Boris Vallejo (born January 8, 1941 is a Peruvian-born American painter. He immigrated to the United States in 1964, and he currently resides in Allentown, Pennsylvania. He frequently works with Julie Bell, his wife, painter, and model.
Vallejo works almost exclusively in the fantasy and erotica genres. His hyper-representational paintings have graced the covers of dozens of science fiction paperbacks and are featured in a series of best-selling glossy calendars. Subjects of his paintings are typically Sword and sorcery gods, monsters, and well-muscled male and female barbarians engaged in battle. Some of his male figures were modeled by Vallejo himself, and many of his later female characters were modeled by his wife. His latest works still retain heavy fantasy elements, but lean more towards the erotic rather than pure fantasy themes.

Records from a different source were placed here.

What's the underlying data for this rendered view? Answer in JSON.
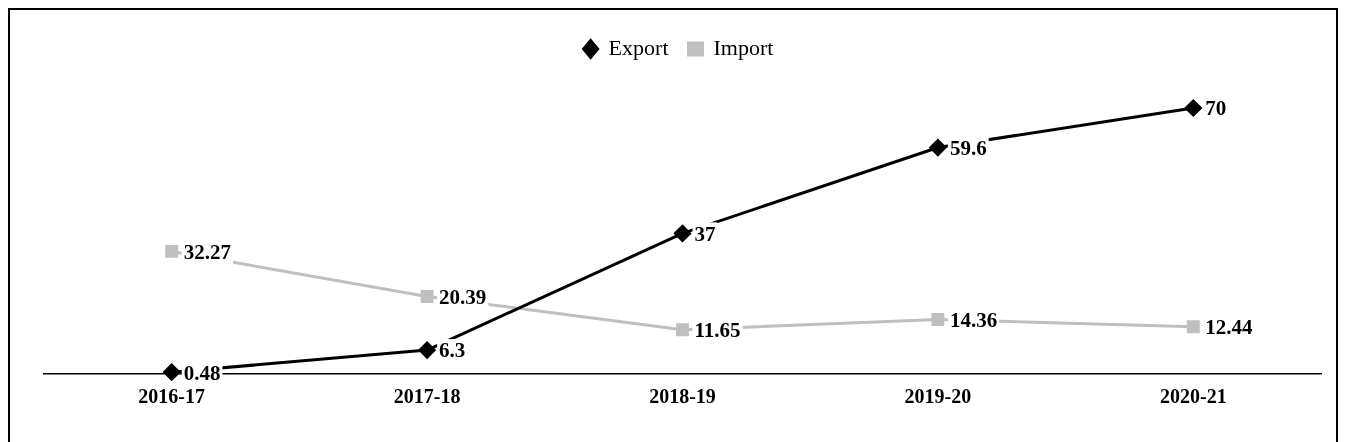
{
  "chart_data": {
    "type": "line",
    "categories": [
      "2016-17",
      "2017-18",
      "2018-19",
      "2019-20",
      "2020-21"
    ],
    "series": [
      {
        "name": "Export",
        "color": "#000000",
        "marker": "diamond",
        "values": [
          0.48,
          6.3,
          37,
          59.6,
          70
        ]
      },
      {
        "name": "Import",
        "color": "#bfbfbf",
        "marker": "square",
        "values": [
          32.27,
          20.39,
          11.65,
          14.36,
          12.44
        ]
      }
    ],
    "data_labels": true,
    "legend": "top",
    "grid": false,
    "line_style": "solid"
  }
}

Vallejo commenced painting at the age of thirteen and had his first illustration job at the age of sixteen. After emigrating to the United States in 1964, he quickly garnered a fan following from his illustrations of Tarzan, Conan The Barbarian, Doc Savage and various other fantasy characters (often done for paperback fiction works featuring the characters). This led to commissions for movie poster illustration, advertisement illustration, and artwork for various collectibles – including Franklin Mint paraphernalia, trading cards and sculpture. Along with Bell, Vallejo presents his artwork in an annual calendar and various books. Vallejo’s work is often compared to the work of Frank Frazetta, not only because it is similar stylistically but also since Frazetta painted covers for paperbacks of some of the same characters.
Vallejo’s preferred artistic medium is oil paint on board, and has previously used digital media to combine discrete images to form composite images. Preparatory works are pencil or ink sketches, which have been displayed in the book Sketchbook. He and Julie Bell have worked on collaborative artworks together, in which they sign the artwork with both names.
Vallejo has created film posters for numerous fantasy and action productions, including Barbarella (1968), Knightriders (1981), Q (1982), and Barbarian Queen (1985). He has also illustrated posters for comedies, notably National Lampoon’s Vacation (1983), European Vacation (1985), and Aqua Teen Hunger Force Colon Movie Film for Theaters (2007), co-created with Bell.